I love a good daily creative practice. I recently started a daily collage challenge, to continue until the end of quarantine. It’s only the fourth day, but I already feel like my love of collage has been rekindled. And as I was making these I realized that I’ve been a collage artist since childhood and in these past 30 years I’ve accumulated a good mix of techniques and tips for getting the most out of a collage experience. And I’d love to share those with ya’ll!
Paint the background first. This is one way to just get started and defeat the intimidating blank page. You might end up covering the whole background with your collage or it might show through.
Draw a shape, then collage inside of it. This is a relaxing way to collage, it’s like coloring in a coloring book. Just fill the shape, la la la. It can produce some surprising results. It’s also satisfying to see the chaos contained in this way.
Cut something out, then flip it. Displays a predictable form in a surprising and surreal way.

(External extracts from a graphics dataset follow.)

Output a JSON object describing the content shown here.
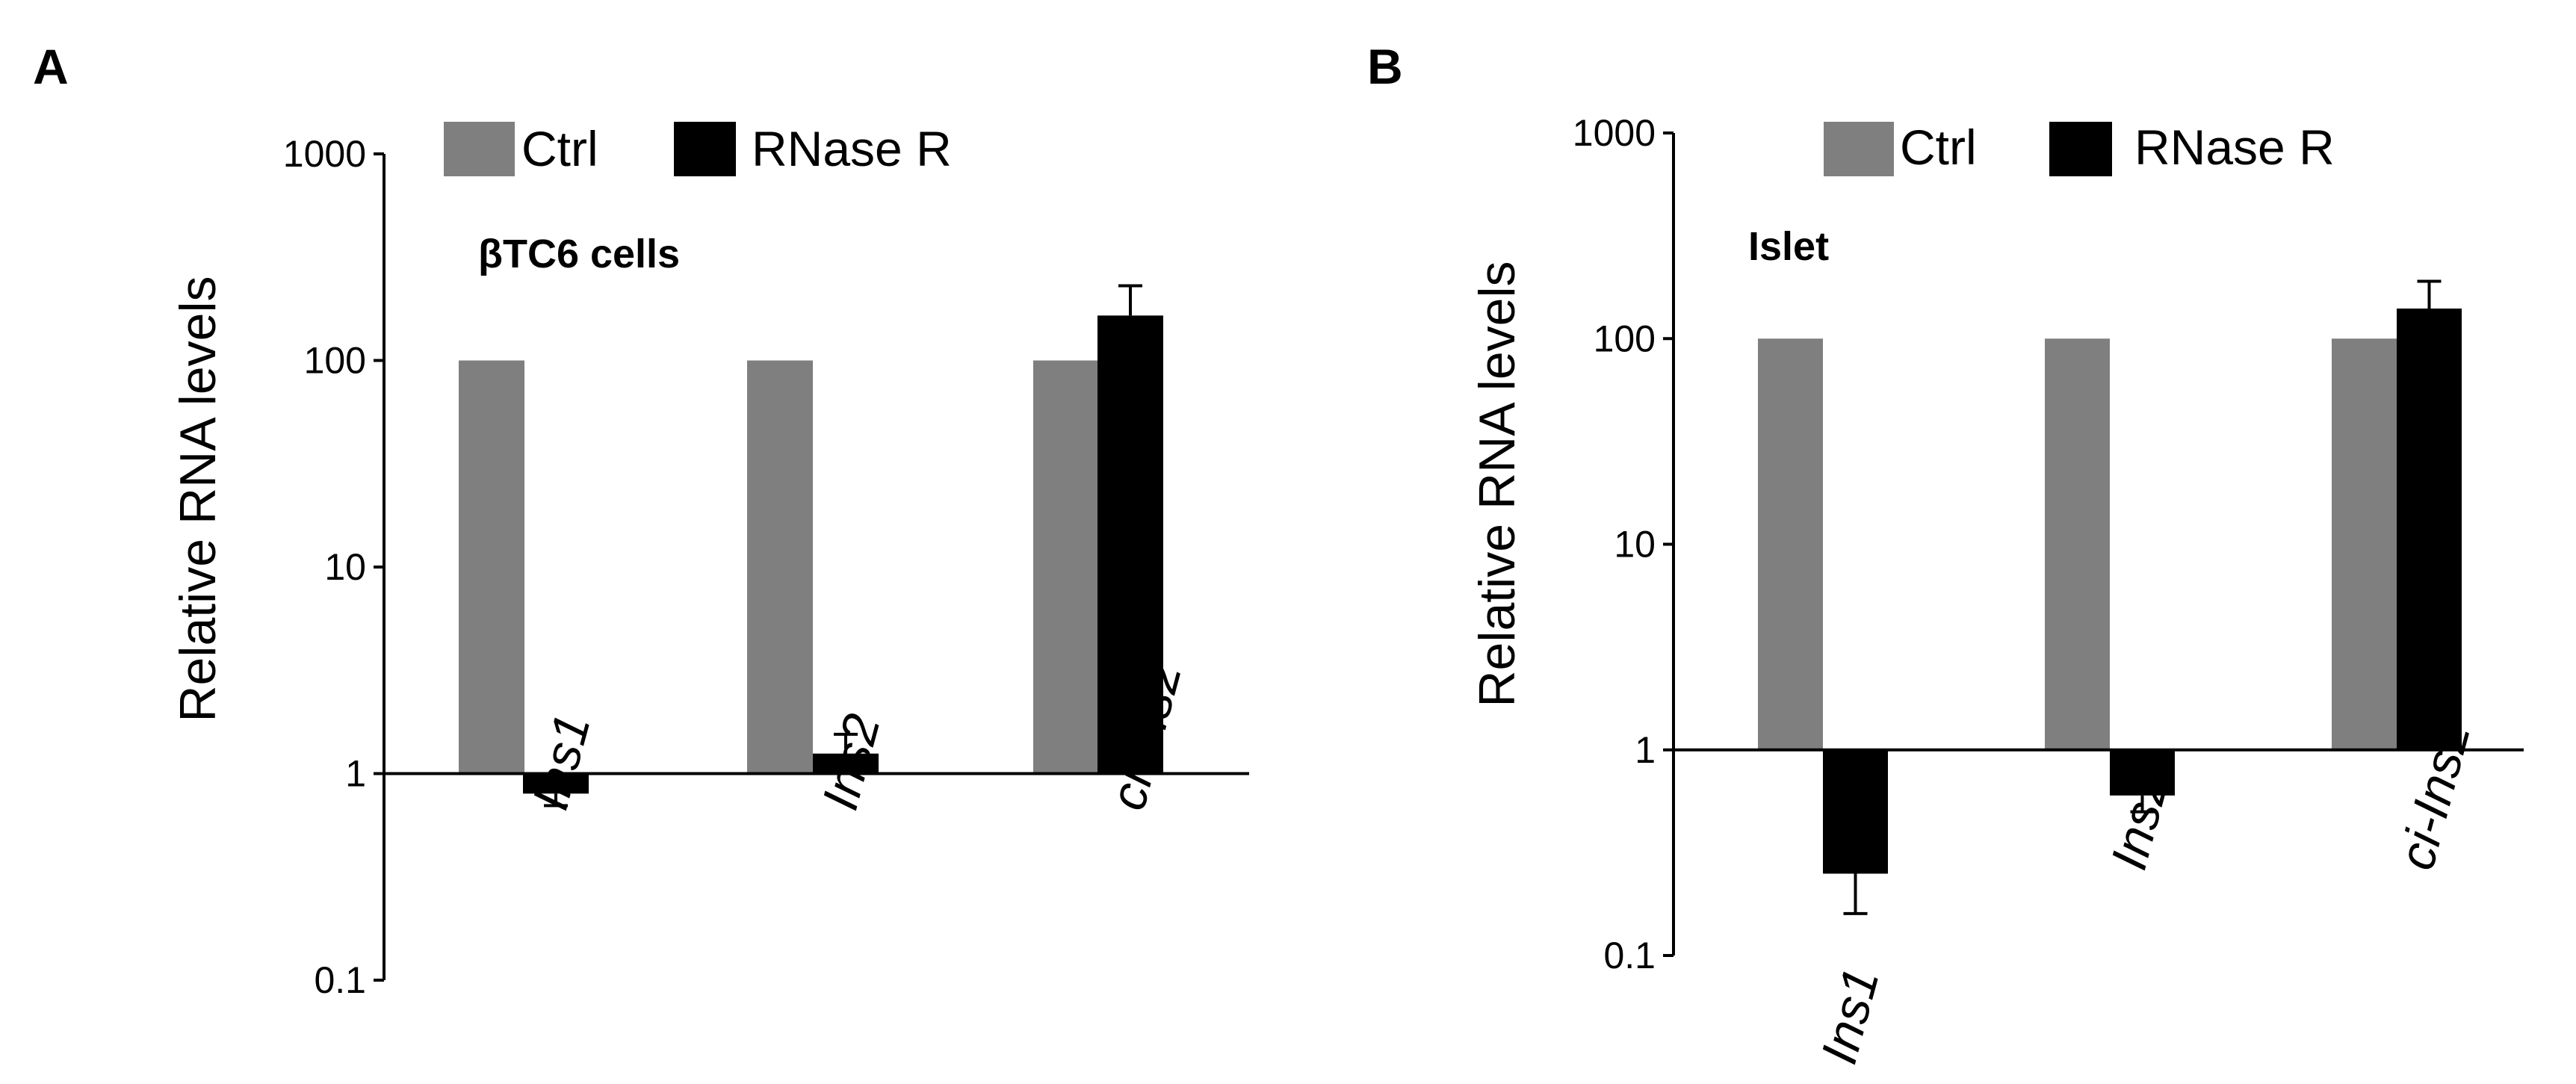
{
  "colors": {
    "ctrl": "#7f7f7f",
    "rnase": "#000000",
    "axis": "#000000"
  },
  "chart_data": [
    {
      "type": "bar",
      "panel": "A",
      "subtitle": "βTC6 cells",
      "ylabel": "Relative RNA levels",
      "yscale": "log",
      "ylim": [
        0.1,
        1000
      ],
      "yticks": [
        {
          "value": 0.1,
          "label": "0.1"
        },
        {
          "value": 1,
          "label": "1"
        },
        {
          "value": 10,
          "label": "10"
        },
        {
          "value": 100,
          "label": "100"
        },
        {
          "value": 1000,
          "label": "1000"
        }
      ],
      "baseline": 1,
      "categories": [
        "Ins1",
        "Ins2",
        "ci-Ins2"
      ],
      "legend": [
        "Ctrl",
        "RNase R"
      ],
      "legend_position": "top",
      "series": [
        {
          "name": "Ctrl",
          "color": "#7f7f7f",
          "values": [
            100,
            100,
            100
          ],
          "errors": [
            null,
            null,
            null
          ]
        },
        {
          "name": "RNase R",
          "color": "#000000",
          "values": [
            0.8,
            1.25,
            165
          ],
          "errors": [
            0.1,
            0.3,
            65
          ]
        }
      ]
    },
    {
      "type": "bar",
      "panel": "B",
      "subtitle": "Islet",
      "ylabel": "Relative RNA levels",
      "yscale": "log",
      "ylim": [
        0.1,
        1000
      ],
      "yticks": [
        {
          "value": 0.1,
          "label": "0.1"
        },
        {
          "value": 1,
          "label": "1"
        },
        {
          "value": 10,
          "label": "10"
        },
        {
          "value": 100,
          "label": "100"
        },
        {
          "value": 1000,
          "label": "1000"
        }
      ],
      "baseline": 1,
      "categories": [
        "Ins1",
        "Ins2",
        "ci-Ins2"
      ],
      "legend": [
        "Ctrl",
        "RNase R"
      ],
      "legend_position": "top",
      "series": [
        {
          "name": "Ctrl",
          "color": "#7f7f7f",
          "values": [
            100,
            100,
            100
          ],
          "errors": [
            null,
            null,
            null
          ]
        },
        {
          "name": "RNase R",
          "color": "#000000",
          "values": [
            0.25,
            0.6,
            140
          ],
          "errors": [
            0.09,
            0.1,
            50
          ]
        }
      ]
    }
  ]
}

Layering. I would argue that layering is essential to collage. Ways to do this are using translucent paper or transparencies, tissue paper, netting, watered down paint, etc. My favorite technique is using (usually white) watercolor or watery acrylic paint on top of the collage when I’m done, allowing some images to come through more vivid, and some more subdued. It also gives the whole shebang a nice cohesiveness. It really ties the room together.
Try different ways of cutting. Fringe, weaving, confetti, open a window.
Find your focus, then work around it. Find one image that speaks to you, that you know is a necessary component. Let everything else support it.
Find a starting point, then discard it. Sometimes an image pulls you in and then later becomes unnecessary. Nothing is sacred. Let it fall away if it’s holding you back.
Consider your composition. Pretend you are a chef in a fancy restaurant. The plating is as important as the flavor of the meal. Make it exquisite.
Images of people and text: use with caution. A person or a sentence included in your collage can be distracting. It can become the focus and overwhelm the overall feel and meaning of the collage. Since I gravitate towards abstract collage, I don’t want to be telling the viewer what it’s about. I want it to be open to interpretation. Which leads me to:
Try not to “say something” with your collage. Let it speak to you. Your collage will show you what it’s about, if anything. When you’re stuck, ask the collage what it needs. Usually it will tell you.
Stay connected to your intuition. Wait for that internal click that lets you know things are how to want them. Listen for the “no, no, no, no, YES.”
Don’t just look for images. Also collect colors, textures, words, shapes.
When you do choose an image, don’t always cut along its outline. You can also just use a piece of the image.
Let it breathe. Allow for space.
Use a variety of materials. Go beyond magazine pages and use different kinds of paper, pages from old books, discarded art, photos, scraps, trash.
Places to get good materials: thrift stores, used bookstores, re-use stores like SCRAP, yard sales. My favorite resource is old National Geographics, especially ones from 1930-1970. These can be hard to find and expensive, but they’re collage gold.
You may have impulses you don’t understand or even agree with. Go with it. Let it be weird. Let it be ugly, uncomfortable, let it be beautiful. Try not to get in the way.
Okay! Now I want to show you my process for the collage I did today:
Here’s the page I started with. I painted this on a different day so it was already dry.
I was really drawn to this page of the blurry pink stuff, so I cut a few shapes from it to see how it looked against the background.
Since I had some woven pieces I’d made for this demo, I tossed that on to see how I liked it.
Pretty cool! But it was getting pretty geometric and sharp. I need something round in there to balance it out.
Not bad, not bad. But not quite there yet. Suddenly, I came across this nest.
Oh yeahhhhh. That felt really right. Plus the woven sticks in the nest paralleled the woven collage bits. I’m cookin now.
Once you have things more or less how you want them, start gluing. Don’t wait until things are perfect to glue because you’re going to have to disrupt everything anyway to get the glue underneath.
After I glued it down I went over it with some subtle blotches of watercolor, and of course some splatter paint because why not.
A couple of final touches and it’s done. I often like to add fragmented words that you can barely read, I think it adds a nice texture.
And there it is. I think I spent maybe 30 minutes on this one. Quick and easy. I don’t usually name my collages but I named this one “Exploding Nest.”
Well, I hope this inspired you to get into collage!